Despite its intuitiveness, the mean absolute deviation is not the most commonly used statistic to describe data variability.
That title goes to the somewhat counterintuitive standard deviation.
Similar to the mean absolute deviation, standard deviation is based on the differences between each observation and the mean.
However, these differences are squared in standard deviation, and the square root is extracted at the end.
The standard deviation is a more complex measure of variability.
Nevertheless, it proves valuable when analyzing data that fits a normal distribution.
In such instances, roughly 68% of the values fall within one standard deviation, about 95% within two standard deviations, and nearly all within three standard deviations.
This is the 68-95-99 rule, also known as the tolerance limit!

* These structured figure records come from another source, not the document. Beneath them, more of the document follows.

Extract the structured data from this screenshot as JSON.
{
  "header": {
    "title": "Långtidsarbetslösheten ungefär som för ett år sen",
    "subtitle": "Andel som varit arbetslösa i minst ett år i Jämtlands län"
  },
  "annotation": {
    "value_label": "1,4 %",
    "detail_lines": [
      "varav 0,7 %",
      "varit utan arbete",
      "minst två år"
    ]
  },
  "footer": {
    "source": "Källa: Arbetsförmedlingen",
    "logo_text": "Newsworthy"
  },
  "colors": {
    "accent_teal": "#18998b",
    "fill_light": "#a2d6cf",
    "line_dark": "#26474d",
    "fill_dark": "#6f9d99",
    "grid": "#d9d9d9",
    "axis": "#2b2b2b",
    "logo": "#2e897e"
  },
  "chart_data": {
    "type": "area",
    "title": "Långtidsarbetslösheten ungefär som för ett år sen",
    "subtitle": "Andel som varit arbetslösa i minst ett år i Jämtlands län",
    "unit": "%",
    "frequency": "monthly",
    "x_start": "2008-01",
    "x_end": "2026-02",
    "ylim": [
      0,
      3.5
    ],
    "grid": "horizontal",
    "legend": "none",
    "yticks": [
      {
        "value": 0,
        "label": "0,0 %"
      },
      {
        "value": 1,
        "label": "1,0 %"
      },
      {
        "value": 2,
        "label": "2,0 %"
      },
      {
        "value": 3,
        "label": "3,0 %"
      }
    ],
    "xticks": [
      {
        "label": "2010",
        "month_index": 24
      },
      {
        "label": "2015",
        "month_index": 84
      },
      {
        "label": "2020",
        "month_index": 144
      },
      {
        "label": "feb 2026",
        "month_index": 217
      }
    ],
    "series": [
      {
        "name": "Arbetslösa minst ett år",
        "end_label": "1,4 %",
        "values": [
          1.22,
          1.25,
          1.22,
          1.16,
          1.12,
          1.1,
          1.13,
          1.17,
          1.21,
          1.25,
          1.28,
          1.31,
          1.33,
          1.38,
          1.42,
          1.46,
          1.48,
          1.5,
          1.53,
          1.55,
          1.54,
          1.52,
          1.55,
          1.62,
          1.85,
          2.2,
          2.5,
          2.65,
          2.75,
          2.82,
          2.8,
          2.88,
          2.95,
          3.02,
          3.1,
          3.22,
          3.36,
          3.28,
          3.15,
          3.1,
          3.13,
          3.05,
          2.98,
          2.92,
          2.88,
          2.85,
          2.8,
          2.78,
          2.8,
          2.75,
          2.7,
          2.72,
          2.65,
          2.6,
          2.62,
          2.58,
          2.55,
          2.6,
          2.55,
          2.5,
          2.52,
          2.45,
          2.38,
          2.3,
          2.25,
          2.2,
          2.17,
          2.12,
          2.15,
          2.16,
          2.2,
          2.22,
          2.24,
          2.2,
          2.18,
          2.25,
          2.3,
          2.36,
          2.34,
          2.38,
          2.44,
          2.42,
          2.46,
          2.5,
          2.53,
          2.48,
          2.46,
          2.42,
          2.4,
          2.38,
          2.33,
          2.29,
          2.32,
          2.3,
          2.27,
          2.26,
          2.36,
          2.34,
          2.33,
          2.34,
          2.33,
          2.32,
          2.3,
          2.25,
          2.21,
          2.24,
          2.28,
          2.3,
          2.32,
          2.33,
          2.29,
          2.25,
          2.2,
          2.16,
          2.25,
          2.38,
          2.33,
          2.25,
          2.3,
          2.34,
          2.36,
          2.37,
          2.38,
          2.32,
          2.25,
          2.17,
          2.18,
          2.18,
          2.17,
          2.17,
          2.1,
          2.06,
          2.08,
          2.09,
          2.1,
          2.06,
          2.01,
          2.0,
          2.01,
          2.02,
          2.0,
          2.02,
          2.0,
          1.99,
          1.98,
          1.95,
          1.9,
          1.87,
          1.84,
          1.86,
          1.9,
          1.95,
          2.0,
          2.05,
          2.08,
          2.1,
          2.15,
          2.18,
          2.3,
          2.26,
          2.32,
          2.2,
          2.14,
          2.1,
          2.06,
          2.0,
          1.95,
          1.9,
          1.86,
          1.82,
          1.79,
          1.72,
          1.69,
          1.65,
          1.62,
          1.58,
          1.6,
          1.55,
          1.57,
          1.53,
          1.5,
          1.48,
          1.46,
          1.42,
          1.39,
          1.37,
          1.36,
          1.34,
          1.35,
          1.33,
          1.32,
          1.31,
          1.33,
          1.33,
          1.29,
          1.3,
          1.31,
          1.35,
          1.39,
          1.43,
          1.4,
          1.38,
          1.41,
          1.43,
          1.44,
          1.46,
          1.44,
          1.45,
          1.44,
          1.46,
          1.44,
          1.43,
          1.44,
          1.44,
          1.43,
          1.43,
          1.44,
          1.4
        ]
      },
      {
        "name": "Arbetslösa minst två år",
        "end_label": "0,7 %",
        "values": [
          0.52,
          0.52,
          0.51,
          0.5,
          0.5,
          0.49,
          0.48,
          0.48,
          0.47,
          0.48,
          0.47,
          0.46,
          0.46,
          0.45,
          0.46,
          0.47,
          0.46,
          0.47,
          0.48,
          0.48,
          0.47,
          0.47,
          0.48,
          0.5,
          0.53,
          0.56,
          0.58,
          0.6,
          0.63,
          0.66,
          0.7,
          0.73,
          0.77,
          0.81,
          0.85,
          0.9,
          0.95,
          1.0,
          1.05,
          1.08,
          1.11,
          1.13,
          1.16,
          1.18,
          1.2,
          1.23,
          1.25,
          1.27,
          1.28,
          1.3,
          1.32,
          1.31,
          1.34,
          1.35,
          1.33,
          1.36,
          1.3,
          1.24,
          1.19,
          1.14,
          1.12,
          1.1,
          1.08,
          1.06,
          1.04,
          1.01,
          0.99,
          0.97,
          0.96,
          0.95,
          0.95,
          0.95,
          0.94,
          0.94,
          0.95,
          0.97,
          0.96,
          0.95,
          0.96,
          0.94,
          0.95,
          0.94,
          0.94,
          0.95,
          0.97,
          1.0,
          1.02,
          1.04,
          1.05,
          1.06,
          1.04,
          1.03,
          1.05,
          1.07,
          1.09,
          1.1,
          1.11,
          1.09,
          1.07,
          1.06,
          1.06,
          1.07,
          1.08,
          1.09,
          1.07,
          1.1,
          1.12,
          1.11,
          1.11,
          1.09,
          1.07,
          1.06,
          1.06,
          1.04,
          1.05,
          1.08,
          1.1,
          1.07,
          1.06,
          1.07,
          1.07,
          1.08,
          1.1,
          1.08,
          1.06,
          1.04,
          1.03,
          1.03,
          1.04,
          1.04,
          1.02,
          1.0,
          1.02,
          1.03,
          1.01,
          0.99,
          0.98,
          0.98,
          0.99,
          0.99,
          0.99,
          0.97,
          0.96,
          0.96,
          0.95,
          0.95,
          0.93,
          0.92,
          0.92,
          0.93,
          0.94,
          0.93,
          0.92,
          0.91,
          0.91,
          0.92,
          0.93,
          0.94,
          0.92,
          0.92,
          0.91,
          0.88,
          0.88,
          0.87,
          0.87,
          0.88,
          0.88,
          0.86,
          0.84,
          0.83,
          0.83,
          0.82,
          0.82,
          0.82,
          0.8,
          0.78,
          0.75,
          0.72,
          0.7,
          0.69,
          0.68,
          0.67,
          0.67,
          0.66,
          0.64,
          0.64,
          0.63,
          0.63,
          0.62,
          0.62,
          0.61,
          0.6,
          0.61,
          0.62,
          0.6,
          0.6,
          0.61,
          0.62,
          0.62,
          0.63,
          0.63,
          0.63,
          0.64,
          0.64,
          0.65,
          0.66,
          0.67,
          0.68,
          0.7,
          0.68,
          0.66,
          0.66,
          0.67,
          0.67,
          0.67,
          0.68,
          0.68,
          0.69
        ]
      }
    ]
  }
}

The Empirical Rule!
Ronald Fisher advocated using the standard deviation under “ideal circumstances,” with data fitting the normal distribution.
However, if the data does not fit the normal distribution, the standard deviation may not help describe variability.
Concluding Remarks
The standard deviation is a variability measure best used when data perfectly fits a normal distribution.
However, the mean absolute deviation has proven more effective in estimating variability, especially when data does not fit the normal distribution.
Due to its easier comprehension, intuitive nature, and superior performance with realistic data, the mean absolute deviation is an excellent alternative for representing data variability.